II.3. Détermination de la cible et guidage

Un des points les plus cruciaux pour la bonne conduite d’une expérimentation utilisant la TMS est la localisation de la cible de la stimulation. Si certaines études, ciblant en particulier le cortex moteur, disposent d’un moyen direct de déterminer la position de la bobine sur la zone souhaitée, en enregistrant les potentiels évoqués moteurs ou en repérant directement les contractions motrices générées par une impulsion TMS, les travaux s’intéressant à des fonctions cognitives de plus haut niveau comme le langage requièrent généralement un système de neuronavigation stéréotaxique. Ce type de système est composé d’un ensemble de capteurs réfléchissants, disposés en particulier sur la bobine TMS et autour du scalp du sujet, et d’une caméra infrarouge reliée à un ordinateur. Une image anatomique 3D du participant acquise lors d’un examen d’IRM (incluant le cerveau et la surface du scalp) peut ainsi être visualisée sur l’écran de l’ordinateur et ainsi guider le positionnement de la bobine sur le scalp avec une grande précision. L’anatomie du cortex cérébral peut ainsi être utilisée pour localiser la cible souhaitée ; frontières anatomiques (gyrus, sillons), aires de Brodmann, coordonnées de Talairach, etc. Pourtant cette stratégie, efficace dans bien des cas, présente certaines limites. Toutes les aires fonctionnelles ne correspondent pas à des marqueurs anatomiques précis et d’importantes variations anatomiques interindividuelles peuvent exister (e.g.
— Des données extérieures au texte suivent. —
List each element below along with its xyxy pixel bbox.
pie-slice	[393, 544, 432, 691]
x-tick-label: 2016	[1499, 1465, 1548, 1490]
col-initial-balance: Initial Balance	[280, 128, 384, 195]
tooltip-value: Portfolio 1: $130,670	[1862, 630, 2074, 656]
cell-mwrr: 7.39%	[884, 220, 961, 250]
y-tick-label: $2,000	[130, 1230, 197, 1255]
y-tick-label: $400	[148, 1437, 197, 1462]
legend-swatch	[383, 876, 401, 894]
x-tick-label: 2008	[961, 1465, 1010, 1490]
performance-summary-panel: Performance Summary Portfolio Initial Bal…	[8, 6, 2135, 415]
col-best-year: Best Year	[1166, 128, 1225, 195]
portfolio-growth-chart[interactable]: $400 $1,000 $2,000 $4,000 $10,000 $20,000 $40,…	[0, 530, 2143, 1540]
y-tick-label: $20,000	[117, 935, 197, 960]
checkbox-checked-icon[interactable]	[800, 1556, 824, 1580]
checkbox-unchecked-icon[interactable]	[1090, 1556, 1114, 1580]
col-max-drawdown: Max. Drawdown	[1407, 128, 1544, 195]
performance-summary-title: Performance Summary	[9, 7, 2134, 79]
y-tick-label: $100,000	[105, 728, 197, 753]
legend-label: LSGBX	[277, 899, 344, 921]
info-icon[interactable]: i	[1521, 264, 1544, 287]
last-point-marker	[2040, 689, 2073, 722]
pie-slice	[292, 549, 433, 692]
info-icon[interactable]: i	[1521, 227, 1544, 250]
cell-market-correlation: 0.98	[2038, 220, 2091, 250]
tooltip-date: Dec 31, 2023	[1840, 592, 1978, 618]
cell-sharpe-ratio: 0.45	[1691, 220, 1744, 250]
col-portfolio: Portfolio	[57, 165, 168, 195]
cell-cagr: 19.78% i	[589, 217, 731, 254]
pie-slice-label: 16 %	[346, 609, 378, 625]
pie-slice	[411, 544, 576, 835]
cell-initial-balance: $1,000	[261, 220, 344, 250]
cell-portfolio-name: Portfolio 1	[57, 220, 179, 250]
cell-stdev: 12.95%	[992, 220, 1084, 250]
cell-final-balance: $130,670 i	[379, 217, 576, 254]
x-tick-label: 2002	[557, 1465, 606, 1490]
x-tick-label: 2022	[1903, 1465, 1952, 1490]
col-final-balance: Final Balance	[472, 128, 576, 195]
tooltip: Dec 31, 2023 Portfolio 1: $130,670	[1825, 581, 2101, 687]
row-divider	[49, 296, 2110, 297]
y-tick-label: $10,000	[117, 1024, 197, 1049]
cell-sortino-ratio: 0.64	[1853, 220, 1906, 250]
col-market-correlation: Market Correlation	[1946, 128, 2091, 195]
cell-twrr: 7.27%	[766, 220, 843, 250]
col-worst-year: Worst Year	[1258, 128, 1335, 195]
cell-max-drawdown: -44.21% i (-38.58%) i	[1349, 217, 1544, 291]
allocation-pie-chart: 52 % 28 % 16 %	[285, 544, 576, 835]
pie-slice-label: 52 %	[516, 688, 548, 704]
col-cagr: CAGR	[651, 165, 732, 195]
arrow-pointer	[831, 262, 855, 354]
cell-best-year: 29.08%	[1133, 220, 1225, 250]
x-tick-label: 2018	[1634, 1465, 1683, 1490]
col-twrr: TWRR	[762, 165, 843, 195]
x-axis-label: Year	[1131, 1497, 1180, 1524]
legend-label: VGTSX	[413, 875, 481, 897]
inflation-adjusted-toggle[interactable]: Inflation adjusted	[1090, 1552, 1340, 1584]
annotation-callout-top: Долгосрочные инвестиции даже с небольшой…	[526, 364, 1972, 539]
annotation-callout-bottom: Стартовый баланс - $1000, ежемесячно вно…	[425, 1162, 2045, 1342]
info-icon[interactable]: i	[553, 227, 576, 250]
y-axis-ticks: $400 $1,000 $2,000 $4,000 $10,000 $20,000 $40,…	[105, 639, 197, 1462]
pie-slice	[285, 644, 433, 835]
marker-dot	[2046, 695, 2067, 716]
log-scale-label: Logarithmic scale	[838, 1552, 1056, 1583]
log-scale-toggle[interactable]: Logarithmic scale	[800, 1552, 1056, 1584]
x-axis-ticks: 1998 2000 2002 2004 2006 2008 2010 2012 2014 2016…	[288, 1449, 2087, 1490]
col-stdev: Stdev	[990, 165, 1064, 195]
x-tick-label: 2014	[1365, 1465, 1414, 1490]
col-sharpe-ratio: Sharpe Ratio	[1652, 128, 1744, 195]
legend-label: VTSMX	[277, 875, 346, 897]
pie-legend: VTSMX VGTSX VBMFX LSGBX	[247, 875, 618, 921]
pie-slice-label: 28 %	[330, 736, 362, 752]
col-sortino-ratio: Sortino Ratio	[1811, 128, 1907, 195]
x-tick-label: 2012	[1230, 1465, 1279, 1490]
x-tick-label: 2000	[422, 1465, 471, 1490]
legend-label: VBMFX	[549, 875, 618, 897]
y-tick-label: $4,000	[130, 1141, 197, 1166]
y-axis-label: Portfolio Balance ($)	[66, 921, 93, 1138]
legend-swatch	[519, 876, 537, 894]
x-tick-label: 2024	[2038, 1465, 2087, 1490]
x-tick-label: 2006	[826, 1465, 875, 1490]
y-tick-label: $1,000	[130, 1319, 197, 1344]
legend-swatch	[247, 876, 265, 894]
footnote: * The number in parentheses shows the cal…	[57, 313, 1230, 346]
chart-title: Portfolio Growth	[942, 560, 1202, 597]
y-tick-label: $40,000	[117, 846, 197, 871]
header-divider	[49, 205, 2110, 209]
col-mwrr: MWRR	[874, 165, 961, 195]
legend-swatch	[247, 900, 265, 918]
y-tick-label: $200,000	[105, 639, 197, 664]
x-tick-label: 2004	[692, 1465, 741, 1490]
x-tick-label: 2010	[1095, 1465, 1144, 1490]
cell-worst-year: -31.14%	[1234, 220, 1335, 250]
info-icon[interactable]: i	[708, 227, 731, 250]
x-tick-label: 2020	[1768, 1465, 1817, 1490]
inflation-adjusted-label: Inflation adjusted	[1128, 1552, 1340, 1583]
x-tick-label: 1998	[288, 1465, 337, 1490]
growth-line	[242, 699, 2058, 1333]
Rademacher et al., 2001), c’est pourquoi le guidage utilisant des données d’IRM fonctionnelle est souvent la solution la plus fiable et efficace (Sack et al., 2009; Sparing, Buelte, Meister, Paus, & Fink, 2008). En effet, cette méthode permet de définir la cible de la stimulation au niveau individuel en fonction d’une activation liée à un processus cognitif particulier. Elle permet ainsi de pallier une autre limite importante de l’approche simplement anatomique qu’est la variabilité anatomo-fonctionnelle interindividuelle pour un même processus cognitif.